Prepare the Input Image:
blob = cv2.dnn.blobFromImage(image, scalefactor=1/255.0, size=(608, 608), swapRB=True, crop=False)
net.setInput(blob)
- “blobFromImage()” converts the image into a blob, the format that YOLO expects.
"scalefactor=1/255.0"
normalizes pixel values to [0, 1].- The image is resized to (608, 608), which is the input size expected by YOLOv3.
Perform Forward Pass:
layer_outputs = net.forward(output_layer_names)
- “forward()” performs a forward pass through the network, generating detections that include class scores and bounding boxes.
Extract Information from the Detections:
for output in layer_outputs:
for detection in output:
scores = detection[5:] # Get the scores for all classes
class_id = np.argmax(scores) # Get the class ID with the highest score
confidence = scores[class_id] # Get the highest score (confidence)

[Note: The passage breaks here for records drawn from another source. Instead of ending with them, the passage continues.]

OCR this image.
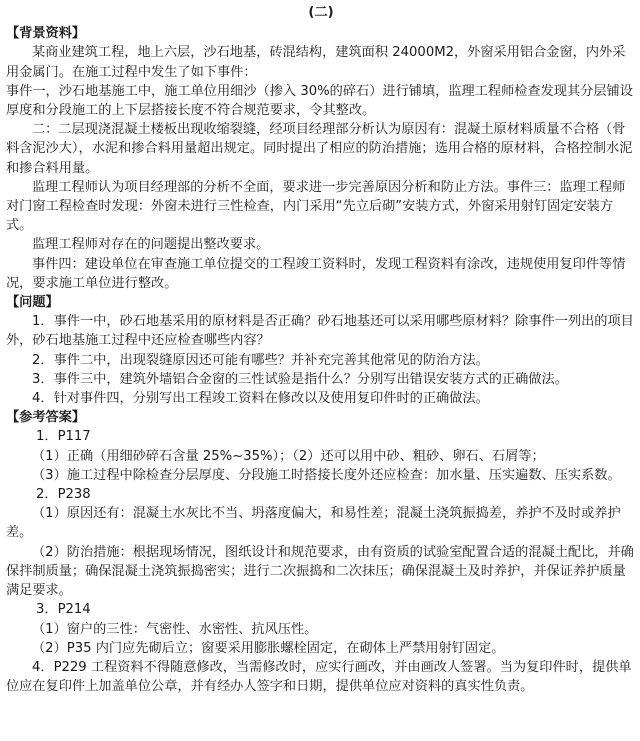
(二)
【背景资料】
某商业建筑工程，地上六层，沙石地基，砖混结构，建筑面积 24000M2，外窗采用铝合金窗，内外采用金属门。在施工过程中发生了如下事件：
事件一，沙石地基施工中，施工单位用细沙（掺入 30%的碎石）进行铺填，监理工程师检查发现其分层铺设厚度和分段施工的上下层搭接长度不符合规范要求，令其整改。
二：二层现浇混凝土楼板出现收缩裂缝，经项目经理部分析认为原因有：混凝土原材料质量不合格（骨料含泥沙大），水泥和掺合料用量超出规定。同时提出了相应的防治措施；选用合格的原材料，合格控制水泥和掺合料用量。
监理工程师认为项目经理部的分析不全面，要求进一步完善原因分析和防止方法。事件三：监理工程师对门窗工程检查时发现：外窗未进行三性检查，内门采用“先立后砌”安装方式，外窗采用射钉固定安装方式。
监理工程师对存在的问题提出整改要求。
事件四：建设单位在审查施工单位提交的工程竣工资料时，发现工程资料有涂改，违规使用复印件等情况，要求施工单位进行整改。
【问题】
1．事件一中，砂石地基采用的原材料是否正确？砂石地基还可以采用哪些原材料？除事件一列出的项目外，砂石地基施工过程中还应检查哪些内容？
2．事件二中，出现裂缝原因还可能有哪些？并补充完善其他常见的防治方法。
3．事件三中，建筑外墙铝合金窗的三性试验是指什么？分别写出错误安装方式的正确做法。
4．针对事件四，分别写出工程竣工资料在修改以及使用复印件时的正确做法。
【参考答案】
1．P117
（1）正确（用细砂碎石含量 25%~35%）；（2）还可以用中砂、粗砂、卵石、石屑等；
（3）施工过程中除检查分层厚度、分段施工时搭接长度外还应检查：加水量、压实遍数、压实系数。
2．P238
（1）原因还有：混凝土水灰比不当、坍落度偏大，和易性差；混凝土浇筑振捣差，养护不及时或养护差。
（2）防治措施：根据现场情况，图纸设计和规范要求，由有资质的试验室配置合适的混凝土配比，并确保拌制质量；确保混凝土浇筑振捣密实；进行二次振捣和二次抹压；确保混凝土及时养护，并保证养护质量满足要求。
3．P214
（1）窗户的三性：气密性、水密性、抗风压性。
（2）P35 内门应先砌后立；窗要采用膨胀螺栓固定，在砌体上严禁用射钉固定。
4．P229 工程资料不得随意修改，当需修改时，应实行画改，并由画改人签署。当为复印件时，提供单位应在复印件上加盖单位公章，并有经办人签字和日期，提供单位应对资料的真实性负责。
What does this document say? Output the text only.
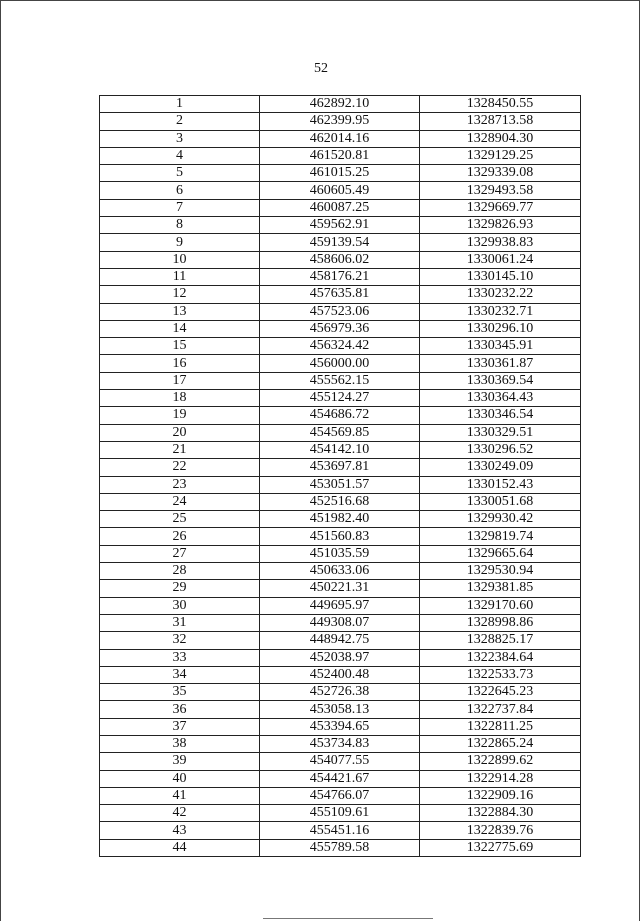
52
1	462892.10	1328450.55
2	462399.95	1328713.58
3	462014.16	1328904.30
4	461520.81	1329129.25
5	461015.25	1329339.08
6	460605.49	1329493.58
7	460087.25	1329669.77
8	459562.91	1329826.93
9	459139.54	1329938.83
10	458606.02	1330061.24
11	458176.21	1330145.10
12	457635.81	1330232.22
13	457523.06	1330232.71
14	456979.36	1330296.10
15	456324.42	1330345.91
16	456000.00	1330361.87
17	455562.15	1330369.54
18	455124.27	1330364.43
19	454686.72	1330346.54
20	454569.85	1330329.51
21	454142.10	1330296.52
22	453697.81	1330249.09
23	453051.57	1330152.43
24	452516.68	1330051.68
25	451982.40	1329930.42
26	451560.83	1329819.74
27	451035.59	1329665.64
28	450633.06	1329530.94
29	450221.31	1329381.85
30	449695.97	1329170.60
31	449308.07	1328998.86
32	448942.75	1328825.17
33	452038.97	1322384.64
34	452400.48	1322533.73
35	452726.38	1322645.23
36	453058.13	1322737.84
37	453394.65	1322811.25
38	453734.83	1322865.24
39	454077.55	1322899.62
40	454421.67	1322914.28
41	454766.07	1322909.16
42	455109.61	1322884.30
43	455451.16	1322839.76
44	455789.58	1322775.69
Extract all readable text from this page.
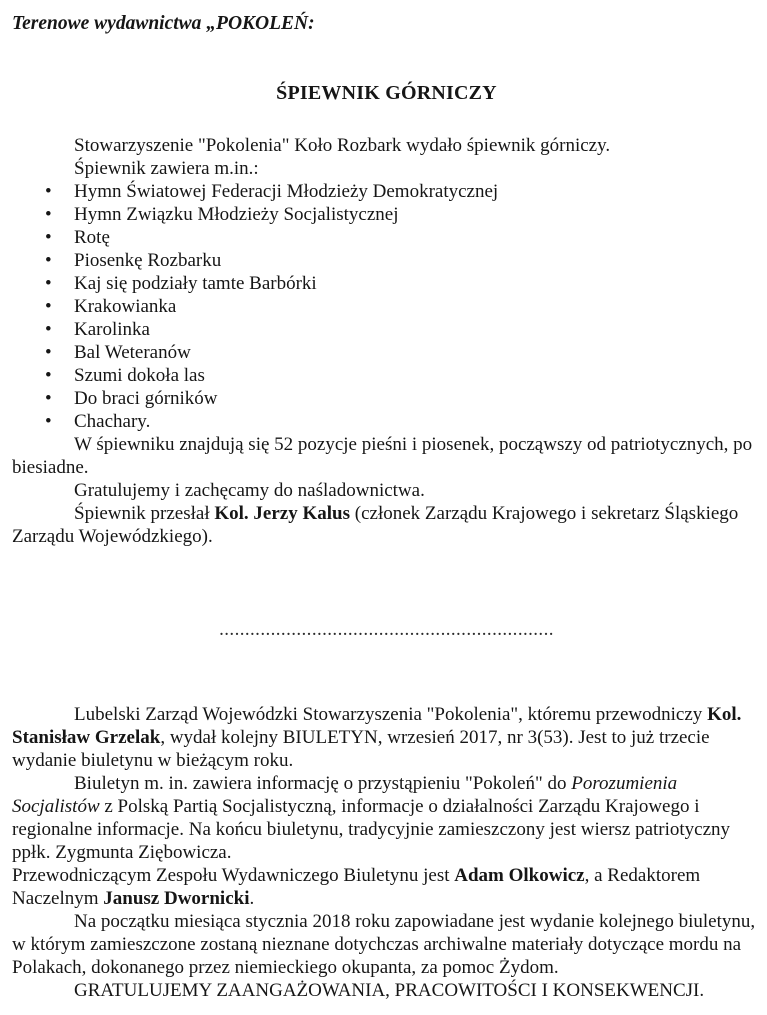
Terenowe wydawnictwa „POKOLEŃ:

ŚPIEWNIK GÓRNICZY

Stowarzyszenie "Pokolenia" Koło Rozbark wydało śpiewnik górniczy.

Śpiewnik zawiera m.in.:

• Hymn Światowej Federacji Młodzieży Demokratycznej
• Hymn Związku Młodzieży Socjalistycznej
• Rotę
• Piosenkę Rozbarku
• Kaj się podziały tamte Barbórki
• Krakowianka
• Karolinka
• Bal Weteranów
• Szumi dokoła las
• Do braci górników
• Chachary.

W śpiewniku znajdują się 52 pozycje pieśni i piosenek, począwszy od patriotycznych, po biesiadne.

Gratulujemy i zachęcamy do naśladownictwa.

Śpiewnik przesłał Kol. Jerzy Kalus (członek Zarządu Krajowego i sekretarz Śląskiego Zarządu Wojewódzkiego).

.................................................................

Lubelski Zarząd Wojewódzki Stowarzyszenia "Pokolenia", któremu przewodniczy Kol. Stanisław Grzelak, wydał kolejny BIULETYN, wrzesień 2017, nr 3(53). Jest to już trzecie wydanie biuletynu w bieżącym roku.

Biuletyn m. in. zawiera informację o przystąpieniu "Pokoleń" do Porozumienia Socjalistów z Polską Partią Socjalistyczną, informacje o działalności Zarządu Krajowego i regionalne informacje. Na końcu biuletynu, tradycyjnie zamieszczony jest wiersz patriotyczny ppłk. Zygmunta Ziębowicza.

Przewodniczącym Zespołu Wydawniczego Biuletynu jest Adam Olkowicz, a Redaktorem Naczelnym Janusz Dwornicki.

Na początku miesiąca stycznia 2018 roku zapowiadane jest wydanie kolejnego biuletynu, w którym zamieszczone zostaną nieznane dotychczas archiwalne materiały dotyczące mordu na Polakach, dokonanego przez niemieckiego okupanta, za pomoc Żydom.

GRATULUJEMY ZAANGAŻOWANIA, PRACOWITOŚCI I KONSEKWENCJI.
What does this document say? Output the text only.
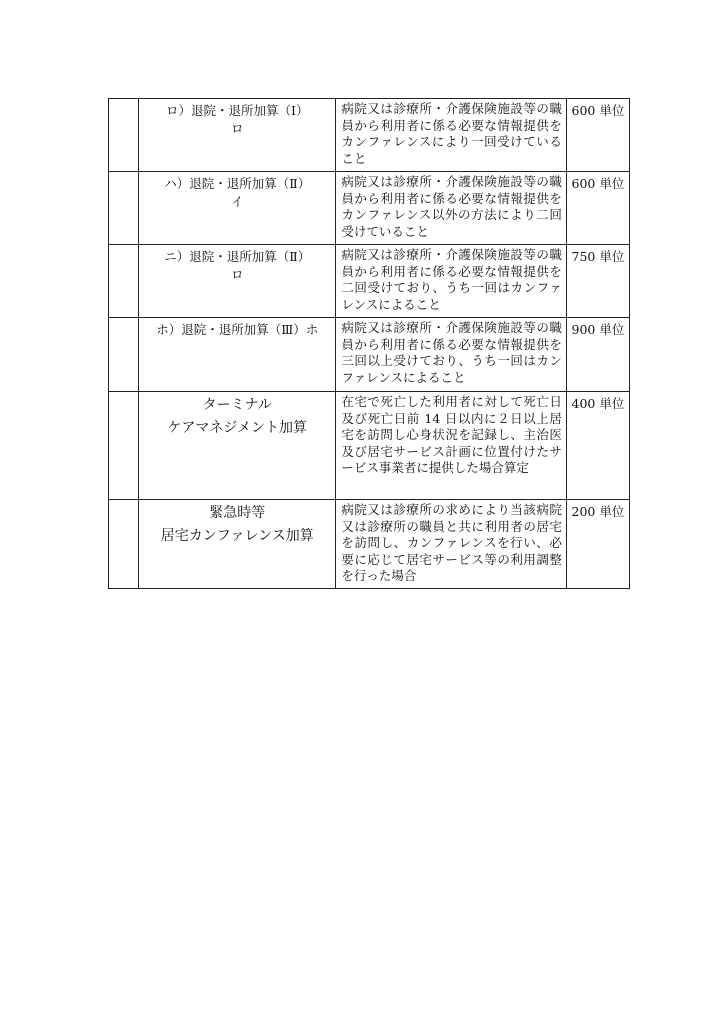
	ロ）退院・退所加算（Ⅰ）
ロ	病院又は診療所・介護保険施設等の職員から利用者に係る必要な情報提供をカンファレンスにより一回受けていること	600 単位

	ハ）退院・退所加算（Ⅱ）
イ	病院又は診療所・介護保険施設等の職員から利用者に係る必要な情報提供をカンファレンス以外の方法により二回受けていること	600 単位

	ニ）退院・退所加算（Ⅱ）
ロ	病院又は診療所・介護保険施設等の職員から利用者に係る必要な情報提供を二回受けており、うち一回はカンファレンスによること	750 単位

	ホ）退院・退所加算（Ⅲ）ホ	病院又は診療所・介護保険施設等の職員から利用者に係る必要な情報提供を三回以上受けており、うち一回はカンファレンスによること	900 単位

	ターミナル
ケアマネジメント加算	在宅で死亡した利用者に対して死亡日及び死亡日前 14 日以内に２日以上居宅を訪問し心身状況を記録し、主治医及び居宅サービス計画に位置付けたサービス事業者に提供した場合算定	400 単位

	緊急時等
居宅カンファレンス加算	病院又は診療所の求めにより当該病院又は診療所の職員と共に利用者の居宅を訪問し、カンファレンスを行い、必要に応じて居宅サービス等の利用調整を行った場合	200 単位
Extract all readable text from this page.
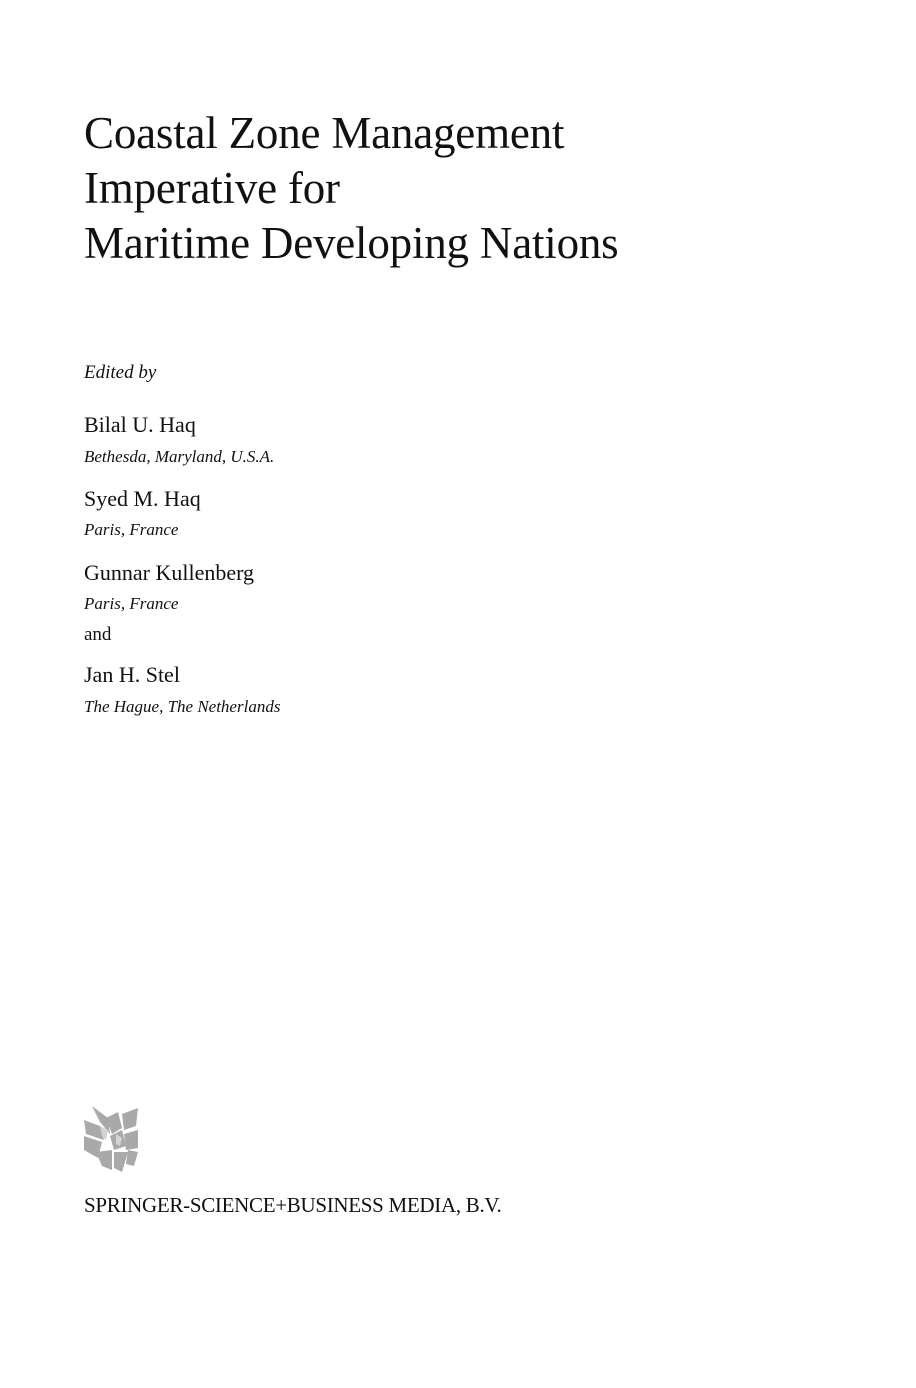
Coastal Zone Management
Imperative for
Maritime Developing Nations
Edited by
Bilal U. Haq
Bethesda, Maryland, U.S.A.
Syed M. Haq
Paris, France
Gunnar Kullenberg
Paris, France
and
Jan H. Stel
The Hague, The Netherlands
SPRINGER-SCIENCE+BUSINESS MEDIA, B.V.
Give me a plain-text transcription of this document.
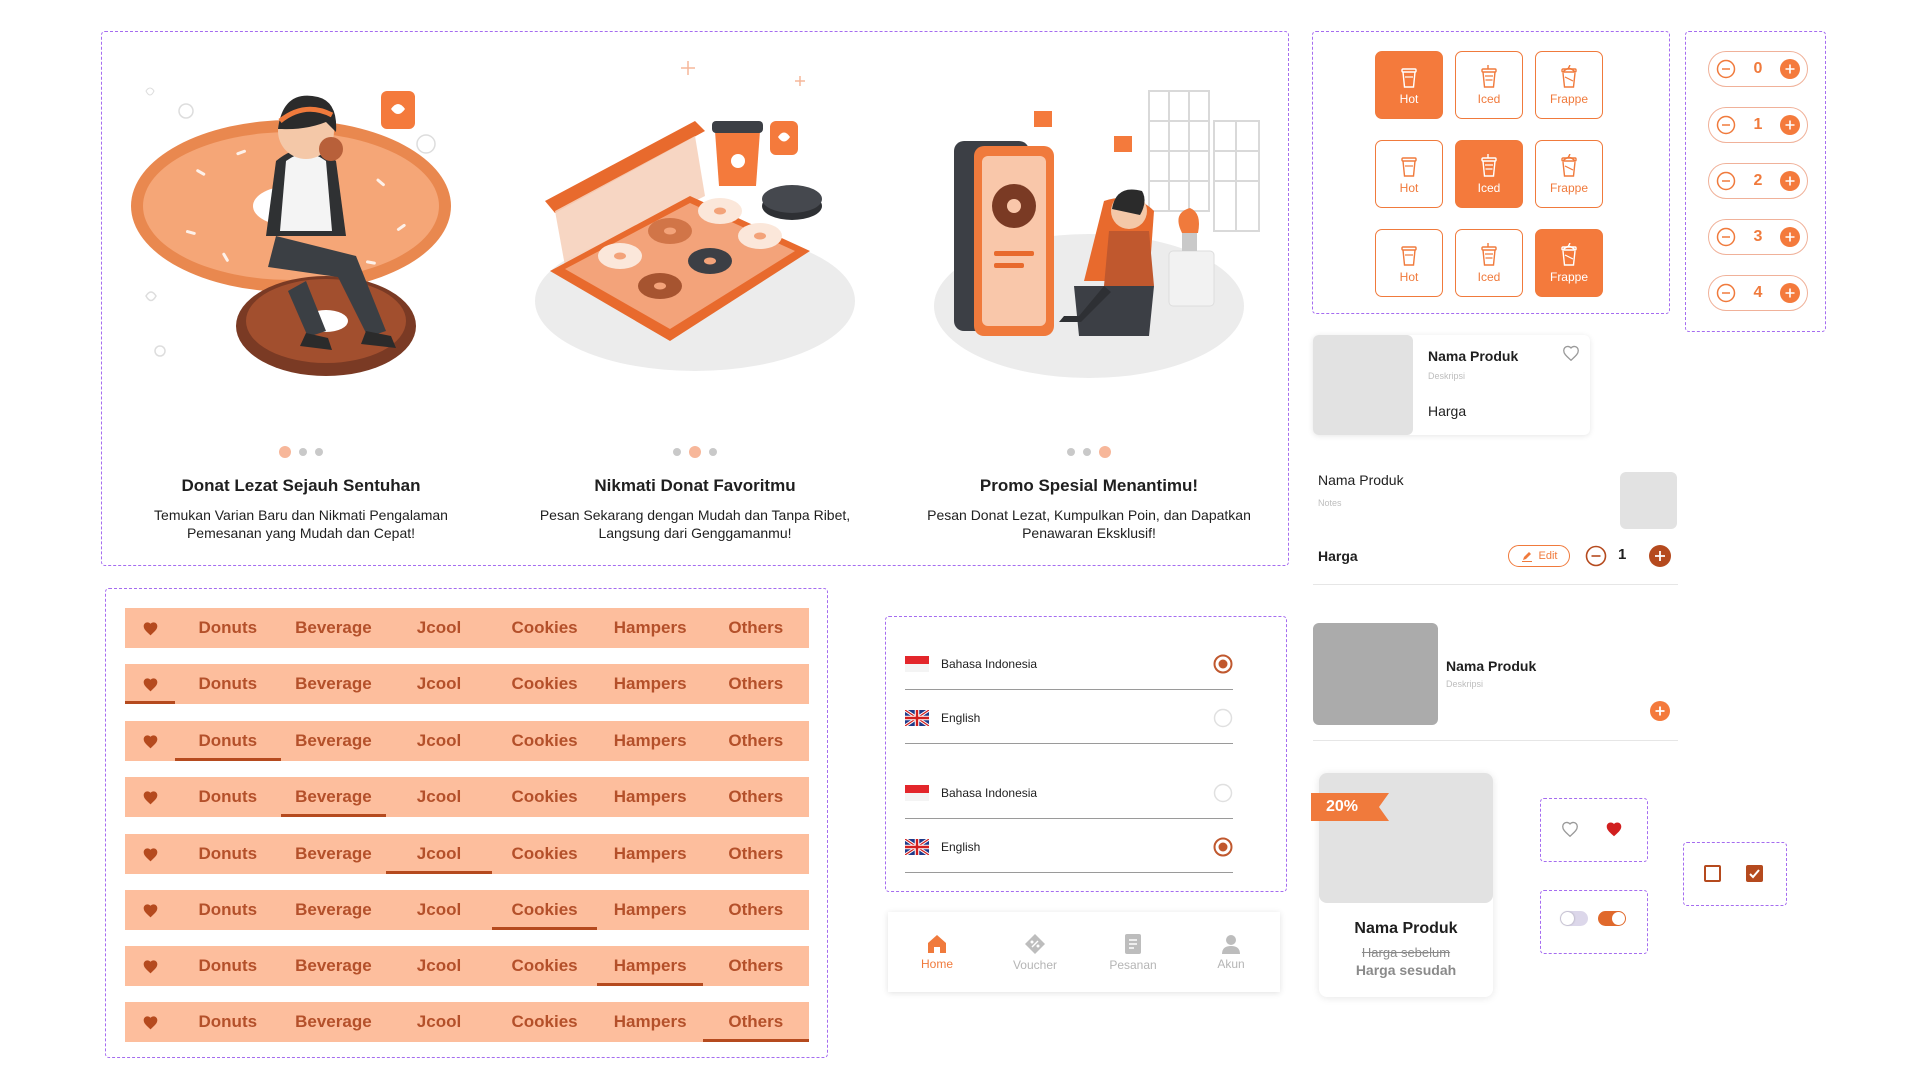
Donat Lezat Sejauh Sentuhan
Temukan Varian Baru dan Nikmati Pengalaman Pemesanan yang Mudah dan Cepat!
Nikmati Donat Favoritmu
Pesan Sekarang dengan Mudah dan Tanpa Ribet, Langsung dari Genggamanmu!
Promo Spesial Menantimu!
Pesan Donat Lezat, Kumpulkan Poin, dan Dapatkan Penawaran Eksklusif!
Donuts	Beverage	Jcool	Cookies	Hampers	Others
Donuts	Beverage	Jcool	Cookies	Hampers	Others
Donuts	Beverage	Jcool	Cookies	Hampers	Others
Donuts	Beverage	Jcool	Cookies	Hampers	Others
Donuts	Beverage	Jcool	Cookies	Hampers	Others
Donuts	Beverage	Jcool	Cookies	Hampers	Others
Donuts	Beverage	Jcool	Cookies	Hampers	Others
Donuts	Beverage	Jcool	Cookies	Hampers	Others
Hot	Iced	Frappe
Hot	Iced	Frappe
Hot	Iced	Frappe
0
1
2
3
4
Nama Produk
Deskripsi
Harga
Nama Produk
Notes
Harga	Edit	1
Nama Produk
Deskripsi
20%
Nama Produk
Harga sebelum
Harga sesudah
Bahasa Indonesia
English
Bahasa Indonesia
English
Home	Voucher	Pesanan	Akun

- This part loops over all detections to extract class IDs, confidences, and bounding boxes for each detected object. A confidence threshold is applied to filter out weak detections.
Non-Maxima Suppression (NMS):
indices = cv2.dnn.NMSBoxes(boxes, confidences, score_threshold=0.5, nms_threshold=0.4)
- NMS removes overlapping bounding boxes for the same object, keeping only the box with the highest confidence.
Draw Bounding Boxes:
cv2.rectangle(image, (x, y), (x + w, y + h), color, 2)
cv2.putText(image, text, (x, y - 5), cv2.FONT_HERSHEY_SIMPLEX, 0.5, color, 2)
Bounding boxes and class labels are drawn on the image.
Running the Code
To run the code successfully:
- Place the following files in the same directory as your script:
- “yolov3.weights”
- “yolov3.cfg”
- “coco.names”
- An image file (e.g., “sample.jpg”) for testing.
After running the script, you should see a window displaying the image with detected objects and bounding boxes.